With the U.S. military’s involvement in Libya still in its infancy, two scholars came together at the Law School on Friday afternoon to debate the constitutionality of America’s intervention in the country. Professor John Yoo of UC-Berkeley and University of San Diego professor Michael Ramsey J.D. ’89 presented opposing arguments, with Yoo defending the constitutionality of President Obama’s decision to carry out airstrikes and Ramsey arguing that intervening in Libya requires a Congressional declaration of war.
Yoo’s appearance generated controversy prior to Friday’s event, organized by the Law School’s Constitutional Law Center. During his time at the Department of Justice under the Bush administration, Yoo co-authored the “Torture Memos,” which provided legal justification for torturing terrorism suspects. Students handed out pamphlets titled “Why John Yoo should be fired, disbarred and prosecuted” at the entrance to the talk, and similar flyers covered the outer wall next to the entrance of the Law School.
“The problem with John Yoo is that he is the person that devised a legal justification for torture, which is universally considered not only morally reprehensible but illegal,” said Omar Shakir ’07, J.D. ’13. “To have him speak at Stanford Law School legitimizes not only him, but also the criminal conduct he helped to facilitate.”
“We’re not talking about someone who just has a perspective we don’t agree with,” he added. “To have him participate in a talk that is sanctioned by the Constitutional Law Center at the Stanford Law School is a black mark on the Law School and the University.”
Michael McConnell, the Constitutional Law Center’s director who moderated the talk and invited Yoo to campus, defended Yoo’s presence at the Law School.
“A university is a place for inclusion, not exclusion, of controversial ideas and controversial people,” he wrote in an email to The Daily. “[Yoo] is a respected member of the faculty of the University of California at Berkeley and has been invited to speak at dozens of universities around the country.”
“Many students chose to protest the invitation, and, in the best tradition of Stanford, they did so in appropriate places and appropriate ways, which did not interfere with the right of other Stanford students to hear the debate, free of disruption,” he added.
The debate itself saw a spirited discussion between Ramsey and Yoo, centering on the true nature of the distribution of war powers between the president and Congress.
Ramsey’s position was grounded in Article I, Section 8 of the U.S. Constitution, which gives Congress the power to declare war.
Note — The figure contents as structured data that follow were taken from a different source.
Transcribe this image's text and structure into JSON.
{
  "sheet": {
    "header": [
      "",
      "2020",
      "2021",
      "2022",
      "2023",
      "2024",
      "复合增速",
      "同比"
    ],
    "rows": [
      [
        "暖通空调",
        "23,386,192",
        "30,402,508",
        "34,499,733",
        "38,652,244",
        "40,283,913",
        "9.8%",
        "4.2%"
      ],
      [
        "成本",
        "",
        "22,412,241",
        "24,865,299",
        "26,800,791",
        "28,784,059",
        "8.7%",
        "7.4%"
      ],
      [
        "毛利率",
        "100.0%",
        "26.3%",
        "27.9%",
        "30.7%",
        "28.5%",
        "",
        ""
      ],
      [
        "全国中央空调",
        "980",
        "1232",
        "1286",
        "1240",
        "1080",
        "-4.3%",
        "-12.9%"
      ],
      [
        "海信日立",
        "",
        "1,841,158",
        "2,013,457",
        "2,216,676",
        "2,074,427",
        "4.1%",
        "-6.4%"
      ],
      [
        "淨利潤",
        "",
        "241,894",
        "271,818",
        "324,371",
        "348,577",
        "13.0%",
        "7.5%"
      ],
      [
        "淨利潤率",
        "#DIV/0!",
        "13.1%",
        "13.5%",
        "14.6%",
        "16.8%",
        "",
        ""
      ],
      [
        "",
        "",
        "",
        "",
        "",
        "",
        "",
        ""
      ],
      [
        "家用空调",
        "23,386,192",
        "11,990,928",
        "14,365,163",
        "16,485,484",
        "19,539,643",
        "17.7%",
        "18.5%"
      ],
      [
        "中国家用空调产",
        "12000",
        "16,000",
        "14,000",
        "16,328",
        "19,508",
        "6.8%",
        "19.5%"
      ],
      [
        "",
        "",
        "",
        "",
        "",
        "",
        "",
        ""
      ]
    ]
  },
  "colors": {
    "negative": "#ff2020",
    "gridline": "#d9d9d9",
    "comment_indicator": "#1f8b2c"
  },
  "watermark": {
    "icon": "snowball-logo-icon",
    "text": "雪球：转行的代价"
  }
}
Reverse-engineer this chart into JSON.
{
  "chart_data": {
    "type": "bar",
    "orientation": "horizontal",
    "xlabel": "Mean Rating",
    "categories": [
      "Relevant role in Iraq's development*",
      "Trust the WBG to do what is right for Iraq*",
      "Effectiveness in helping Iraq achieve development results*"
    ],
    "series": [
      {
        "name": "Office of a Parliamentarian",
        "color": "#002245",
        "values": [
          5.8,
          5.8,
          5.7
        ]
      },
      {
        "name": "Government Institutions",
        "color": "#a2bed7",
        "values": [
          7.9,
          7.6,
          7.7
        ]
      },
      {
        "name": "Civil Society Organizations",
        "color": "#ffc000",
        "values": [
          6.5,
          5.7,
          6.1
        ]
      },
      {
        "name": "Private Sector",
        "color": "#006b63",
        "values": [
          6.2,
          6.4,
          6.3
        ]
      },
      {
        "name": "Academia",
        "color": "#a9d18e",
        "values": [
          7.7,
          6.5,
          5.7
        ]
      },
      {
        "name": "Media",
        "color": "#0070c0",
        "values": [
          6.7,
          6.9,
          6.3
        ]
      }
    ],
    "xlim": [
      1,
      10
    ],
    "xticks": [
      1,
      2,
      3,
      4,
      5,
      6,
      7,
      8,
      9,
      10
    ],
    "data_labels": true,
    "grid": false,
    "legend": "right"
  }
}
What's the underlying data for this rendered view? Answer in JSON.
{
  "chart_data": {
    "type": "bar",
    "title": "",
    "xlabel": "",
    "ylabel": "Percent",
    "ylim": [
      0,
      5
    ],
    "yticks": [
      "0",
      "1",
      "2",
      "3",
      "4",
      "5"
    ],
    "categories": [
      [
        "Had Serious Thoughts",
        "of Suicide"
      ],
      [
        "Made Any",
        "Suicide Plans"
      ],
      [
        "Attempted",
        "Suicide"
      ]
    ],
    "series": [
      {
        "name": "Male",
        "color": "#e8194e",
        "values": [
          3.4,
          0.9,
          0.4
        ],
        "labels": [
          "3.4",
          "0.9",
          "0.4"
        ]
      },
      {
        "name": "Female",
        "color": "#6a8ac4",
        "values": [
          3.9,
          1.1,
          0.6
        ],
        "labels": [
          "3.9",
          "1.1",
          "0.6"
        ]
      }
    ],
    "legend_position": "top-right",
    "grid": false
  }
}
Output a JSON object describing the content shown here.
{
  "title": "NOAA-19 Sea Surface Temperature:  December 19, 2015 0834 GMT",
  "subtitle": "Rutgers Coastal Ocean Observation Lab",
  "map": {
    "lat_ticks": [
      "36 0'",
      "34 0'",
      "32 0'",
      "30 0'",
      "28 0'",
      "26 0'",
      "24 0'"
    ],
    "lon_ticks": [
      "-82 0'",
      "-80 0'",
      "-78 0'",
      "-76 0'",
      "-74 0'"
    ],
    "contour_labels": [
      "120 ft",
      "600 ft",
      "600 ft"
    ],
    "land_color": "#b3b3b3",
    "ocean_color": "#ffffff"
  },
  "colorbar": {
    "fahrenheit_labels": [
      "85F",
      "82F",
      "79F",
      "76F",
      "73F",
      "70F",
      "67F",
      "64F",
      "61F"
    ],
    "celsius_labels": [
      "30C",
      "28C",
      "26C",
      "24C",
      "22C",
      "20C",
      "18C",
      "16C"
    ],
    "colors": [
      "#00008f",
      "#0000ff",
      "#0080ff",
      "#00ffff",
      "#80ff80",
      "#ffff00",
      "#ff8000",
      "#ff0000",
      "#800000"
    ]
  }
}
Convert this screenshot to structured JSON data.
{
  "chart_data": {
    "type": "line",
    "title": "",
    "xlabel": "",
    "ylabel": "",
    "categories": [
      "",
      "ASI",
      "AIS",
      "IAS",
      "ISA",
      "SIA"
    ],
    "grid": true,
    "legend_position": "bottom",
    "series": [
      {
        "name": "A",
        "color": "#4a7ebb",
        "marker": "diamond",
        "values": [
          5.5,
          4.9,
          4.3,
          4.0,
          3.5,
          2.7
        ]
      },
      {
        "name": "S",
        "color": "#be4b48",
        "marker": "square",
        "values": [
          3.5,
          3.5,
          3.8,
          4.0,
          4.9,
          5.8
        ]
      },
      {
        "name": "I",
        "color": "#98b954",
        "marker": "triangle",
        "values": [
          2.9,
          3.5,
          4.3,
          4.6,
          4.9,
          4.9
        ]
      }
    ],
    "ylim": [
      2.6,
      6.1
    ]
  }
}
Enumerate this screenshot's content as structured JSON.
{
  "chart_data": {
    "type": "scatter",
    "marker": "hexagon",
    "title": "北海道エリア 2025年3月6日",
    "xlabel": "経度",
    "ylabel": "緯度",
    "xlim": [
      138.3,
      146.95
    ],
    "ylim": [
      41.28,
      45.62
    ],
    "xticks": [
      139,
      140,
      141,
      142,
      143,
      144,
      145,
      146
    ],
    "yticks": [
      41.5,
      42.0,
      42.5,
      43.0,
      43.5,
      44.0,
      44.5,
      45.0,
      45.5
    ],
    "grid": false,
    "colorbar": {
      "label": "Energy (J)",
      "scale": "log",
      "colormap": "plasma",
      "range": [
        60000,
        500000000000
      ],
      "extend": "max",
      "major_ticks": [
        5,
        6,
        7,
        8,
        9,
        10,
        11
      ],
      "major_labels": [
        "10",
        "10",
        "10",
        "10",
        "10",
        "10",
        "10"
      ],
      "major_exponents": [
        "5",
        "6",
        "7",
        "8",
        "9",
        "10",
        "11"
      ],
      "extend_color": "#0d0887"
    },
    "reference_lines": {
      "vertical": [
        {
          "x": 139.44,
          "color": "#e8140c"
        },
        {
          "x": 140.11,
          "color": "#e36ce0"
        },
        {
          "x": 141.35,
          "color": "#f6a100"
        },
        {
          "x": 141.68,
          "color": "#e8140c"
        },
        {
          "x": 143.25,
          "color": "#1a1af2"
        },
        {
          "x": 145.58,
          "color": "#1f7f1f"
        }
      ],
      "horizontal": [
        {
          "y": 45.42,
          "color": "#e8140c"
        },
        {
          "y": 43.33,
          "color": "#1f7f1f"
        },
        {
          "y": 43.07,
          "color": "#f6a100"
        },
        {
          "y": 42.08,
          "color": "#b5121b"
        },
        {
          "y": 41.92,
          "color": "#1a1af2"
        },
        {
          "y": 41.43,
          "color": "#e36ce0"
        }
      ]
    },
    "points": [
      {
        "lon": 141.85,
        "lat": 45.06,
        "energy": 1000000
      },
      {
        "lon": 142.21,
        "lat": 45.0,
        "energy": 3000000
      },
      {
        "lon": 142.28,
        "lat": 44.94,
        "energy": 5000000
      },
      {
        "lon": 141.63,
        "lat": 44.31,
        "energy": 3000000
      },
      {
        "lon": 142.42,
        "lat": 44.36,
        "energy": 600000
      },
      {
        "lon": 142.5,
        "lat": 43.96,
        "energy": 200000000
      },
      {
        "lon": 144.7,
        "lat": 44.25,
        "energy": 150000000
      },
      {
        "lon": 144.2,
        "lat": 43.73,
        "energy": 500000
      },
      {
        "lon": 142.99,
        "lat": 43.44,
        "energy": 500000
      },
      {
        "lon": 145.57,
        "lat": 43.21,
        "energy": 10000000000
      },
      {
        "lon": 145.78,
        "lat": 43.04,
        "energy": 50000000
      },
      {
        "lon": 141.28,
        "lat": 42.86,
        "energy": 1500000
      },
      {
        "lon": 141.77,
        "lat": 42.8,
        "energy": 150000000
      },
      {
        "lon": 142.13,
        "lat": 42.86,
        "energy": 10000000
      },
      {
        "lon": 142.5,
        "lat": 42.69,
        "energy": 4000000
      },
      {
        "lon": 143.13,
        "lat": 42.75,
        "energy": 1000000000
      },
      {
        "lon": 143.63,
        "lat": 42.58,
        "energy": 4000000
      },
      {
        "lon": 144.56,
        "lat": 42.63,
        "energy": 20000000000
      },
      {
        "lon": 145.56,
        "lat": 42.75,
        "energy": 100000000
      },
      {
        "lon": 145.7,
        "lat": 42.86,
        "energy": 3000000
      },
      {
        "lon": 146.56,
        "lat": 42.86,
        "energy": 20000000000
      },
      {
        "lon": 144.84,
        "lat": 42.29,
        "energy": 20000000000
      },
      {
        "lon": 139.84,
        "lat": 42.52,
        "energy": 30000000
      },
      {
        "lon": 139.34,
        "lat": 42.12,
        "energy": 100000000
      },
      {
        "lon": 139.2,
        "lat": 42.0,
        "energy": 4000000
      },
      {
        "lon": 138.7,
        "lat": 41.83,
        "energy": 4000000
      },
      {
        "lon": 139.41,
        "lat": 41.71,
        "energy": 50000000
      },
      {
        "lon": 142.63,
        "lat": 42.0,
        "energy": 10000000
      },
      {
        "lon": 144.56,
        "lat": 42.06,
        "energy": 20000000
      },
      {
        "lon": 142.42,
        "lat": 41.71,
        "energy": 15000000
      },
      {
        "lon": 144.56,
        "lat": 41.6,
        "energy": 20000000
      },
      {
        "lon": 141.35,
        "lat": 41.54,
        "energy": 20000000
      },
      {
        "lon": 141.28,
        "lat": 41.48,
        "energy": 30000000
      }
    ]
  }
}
According to the administration, military action in Libya is not a “war” and thus does not require the country to declare war against the Libyan government.
“The 18th-century sources define ‘war’ very broadly,” Ramsey said. “The international law authorities that wrote at this time…defined war simply as armed conflict between sovereigns.”
He added that the meaning of the word “declare” did not mean that the president could begin a war, so long as he did not say that the country was at war with another nation.
“This seems like a very odd arrangement to me,” Ramsey said. “The 18th-century meaning of declaring war is quite a bit broader than that.”
Yoo countered that the president is authorized by the Constitution to respond to attacks on America or its national interest without a Congressional declaration of war, and that Article I, Section 8 was not designed as a check on presidential power.
“[Congress] has created a huge army, navy and air force, which is primarily designed for offensive operations in other people’s countries,” he said. “The president, because of this arrangement, exercises a great deal of initiative and responsibility. However, that does not mean that the president has unfettered power to use that military…Congress [can] cut off funds for any war with which it disagrees.”
Yoo also cited British law that preceded the writing of the U.S. Constitution, where the nation could be at war for quite a while before the legislature actually issued a declaration of war.
“Britain waged six or seven major wars in the 100 years before the Constitution, but they declared war only once before or at the start of hostilities,” he said. “Look at the Declaration of Independence. It is a declaration of war…but Lexington and Concord occurred well over a year before the Declaration of Independence was issued!”